Taxing times for the States: 

Taxing times for the States

GST to herald new era in federalism Context: The withering of the state’s fiscal independence under GST strikes at the core of federalism Introduction:

  • The new Goods and Service Tax (GST) regime, introduced by the way of the 101st Constitutional Amendment, is based on a fundamental notion that uniformity in tax administration across the nation is an idea worth cherishing.
  • GST will integrate India into a single market with a standard rate of taxation.

Constitutional setup:

  • The Constitution of India establishes a clear, federal setup.
  • It prescribes two levels of government, one at the Centre and the other at each of the States.
  • The matters of national importance like foreign affairs and defence of India, are assigned to the Union, the responsibilities placed on the States are also particularly salient. For example, the power to legislate on public order, public health and sanitation, agriculture, water and land are all exclusively vested in the State governments.
  • This authority, as Chief Justice Maurice Gwyer observed in the context of the division made under the Government of India Act, 1935, which the constitution largely assumed, is no slight matter.

Partners in taxation:

  • In this constitutional setup, where the State governments are seen as equal partners, the founders thought it necessary to be very careful in allocating the power of taxation.
  • The central government was given the power to tax income other than agriculture income, and levy indirect tax in the form of customs and excise duties, state governments were given the sole power to tax the sale of goods and the entry of goods into a State.
  • This division of fiscal responsibility was made with a view to making States self-sufficient, and with a view to supplying to regional powers the flexibility needed to govern according to the respective needs of the people.
  • When resisting changes suggested to the draft Constitution in the Constituent Assembly, which demanded that the rates of sales tax be shifted to parliamentary law.
  • B.R.Ambedkar put it this way: “It seems to me that if we permits the sales tax to be levied by the provinces, then the provinces must be free to adjust the rate of the sales tax to the changing situation of the province, and, therefore, a ceiling from the Centre would be great handicap in the working of the sales tax”.

Confusion over GST Council:

  • The introduction of the GST, however, militates against this grand constitutional objective, against the aspirations set out in Article 1 of the Constitution, which declares India as a “Union of States”.
  • In endeavouring to pursue the goal of creating a single market through a homogenization of the tax regime, the amendment grants to both the Union and State governments concomitant powers over nearly all indirect taxes
  • The GST council comprises the Union Finance Minister, the Union Minister of State in charge of revenue or finance, and the minister in charge of finance from each State government.
  • The council’s decision will require a three-fourths majority, but the Central government’s votes will have a weightage of one-third of the total votes cast, according, thereby, to the Union a virtual veto.

Present situation:

  • Now, there’s some confusion over whether the GST Council’s decision are actually binding on the various State governments.
  • The newly introduced Article 279A, which creates the council, describes its decision as “recommendations”, but it also grants the council the power to establish a mechanism to adjudicate any dispute that might arise between any of its members in implementing the recommendations.
  • If the council’s recommendations are to be treated as purely advisory, it leaves us wondering why we need a dispute resolution mechanism at all.

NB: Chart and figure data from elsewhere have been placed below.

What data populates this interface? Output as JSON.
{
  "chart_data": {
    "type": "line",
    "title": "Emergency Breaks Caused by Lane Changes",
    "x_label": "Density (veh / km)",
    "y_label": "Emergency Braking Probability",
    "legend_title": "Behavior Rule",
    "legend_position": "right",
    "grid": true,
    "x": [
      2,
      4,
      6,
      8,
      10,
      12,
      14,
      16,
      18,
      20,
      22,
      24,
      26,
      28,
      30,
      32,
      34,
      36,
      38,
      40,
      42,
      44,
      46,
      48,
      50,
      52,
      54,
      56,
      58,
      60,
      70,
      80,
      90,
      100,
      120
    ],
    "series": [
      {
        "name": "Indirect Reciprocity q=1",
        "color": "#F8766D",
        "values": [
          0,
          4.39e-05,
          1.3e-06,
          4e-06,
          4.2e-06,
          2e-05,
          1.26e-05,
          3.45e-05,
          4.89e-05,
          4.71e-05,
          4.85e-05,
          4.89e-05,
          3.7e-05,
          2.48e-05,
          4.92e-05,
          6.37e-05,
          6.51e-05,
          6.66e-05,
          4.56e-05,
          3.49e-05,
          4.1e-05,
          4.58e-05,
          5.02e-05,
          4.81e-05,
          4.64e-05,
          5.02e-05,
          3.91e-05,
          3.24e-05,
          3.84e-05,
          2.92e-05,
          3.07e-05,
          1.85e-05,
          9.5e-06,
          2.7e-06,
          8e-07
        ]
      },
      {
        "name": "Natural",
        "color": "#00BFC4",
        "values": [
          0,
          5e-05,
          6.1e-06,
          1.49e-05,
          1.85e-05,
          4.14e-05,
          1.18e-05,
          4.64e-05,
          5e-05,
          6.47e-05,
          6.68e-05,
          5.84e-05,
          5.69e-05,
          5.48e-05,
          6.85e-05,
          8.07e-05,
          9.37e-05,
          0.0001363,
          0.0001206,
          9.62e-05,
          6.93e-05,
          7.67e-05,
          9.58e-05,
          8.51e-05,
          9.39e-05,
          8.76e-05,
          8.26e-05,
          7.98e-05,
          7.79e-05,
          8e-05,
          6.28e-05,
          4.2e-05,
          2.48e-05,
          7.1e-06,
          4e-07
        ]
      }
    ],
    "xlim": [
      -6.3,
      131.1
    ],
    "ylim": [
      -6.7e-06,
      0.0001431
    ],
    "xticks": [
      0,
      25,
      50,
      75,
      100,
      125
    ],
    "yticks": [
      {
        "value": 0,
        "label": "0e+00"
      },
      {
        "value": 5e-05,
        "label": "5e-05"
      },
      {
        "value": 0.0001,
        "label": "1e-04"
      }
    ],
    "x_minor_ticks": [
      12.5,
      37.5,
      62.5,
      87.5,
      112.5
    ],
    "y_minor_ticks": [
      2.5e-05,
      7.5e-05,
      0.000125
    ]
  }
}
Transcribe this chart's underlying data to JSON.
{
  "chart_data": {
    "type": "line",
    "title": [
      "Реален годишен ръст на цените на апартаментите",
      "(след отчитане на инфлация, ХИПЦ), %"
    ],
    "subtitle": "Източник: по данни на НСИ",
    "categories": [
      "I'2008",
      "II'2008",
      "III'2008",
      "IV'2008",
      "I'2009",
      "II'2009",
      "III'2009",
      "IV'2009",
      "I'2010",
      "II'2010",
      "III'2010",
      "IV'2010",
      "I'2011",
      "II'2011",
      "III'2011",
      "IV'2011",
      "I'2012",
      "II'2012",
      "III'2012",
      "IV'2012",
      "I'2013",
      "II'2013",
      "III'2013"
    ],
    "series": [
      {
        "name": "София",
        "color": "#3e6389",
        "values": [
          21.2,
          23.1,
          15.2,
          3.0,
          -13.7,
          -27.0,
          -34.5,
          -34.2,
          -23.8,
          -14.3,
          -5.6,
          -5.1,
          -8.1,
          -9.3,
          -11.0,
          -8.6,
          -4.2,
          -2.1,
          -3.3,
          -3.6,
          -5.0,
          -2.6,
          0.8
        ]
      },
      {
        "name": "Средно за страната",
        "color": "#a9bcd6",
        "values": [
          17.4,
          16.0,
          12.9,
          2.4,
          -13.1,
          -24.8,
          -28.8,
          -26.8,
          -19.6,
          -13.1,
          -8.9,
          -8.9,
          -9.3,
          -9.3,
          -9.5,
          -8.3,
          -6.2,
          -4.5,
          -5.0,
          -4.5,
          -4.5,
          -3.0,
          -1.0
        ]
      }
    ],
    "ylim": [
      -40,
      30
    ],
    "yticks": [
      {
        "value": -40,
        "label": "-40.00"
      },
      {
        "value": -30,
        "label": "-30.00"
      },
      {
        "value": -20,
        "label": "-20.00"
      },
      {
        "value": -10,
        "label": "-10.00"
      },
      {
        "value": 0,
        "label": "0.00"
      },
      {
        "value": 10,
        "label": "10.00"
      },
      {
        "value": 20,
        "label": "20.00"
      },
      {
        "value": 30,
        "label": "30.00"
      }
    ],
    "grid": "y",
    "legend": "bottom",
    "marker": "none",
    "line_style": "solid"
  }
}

Conclusion: India’s federal architecture is premised on a principle that promises the maintenance of an internal sovereignty, where State functions as separate political entities within the domain allocated to them. But often the drive to maintain federalism, where the Constitution demands it, goes beyond any obligation to preserve the rights of the States. It goes to the root of the constraints against all arbitrary power, and, to that extent, this amendment is a grave onslaught on the Constitution’s basic structure.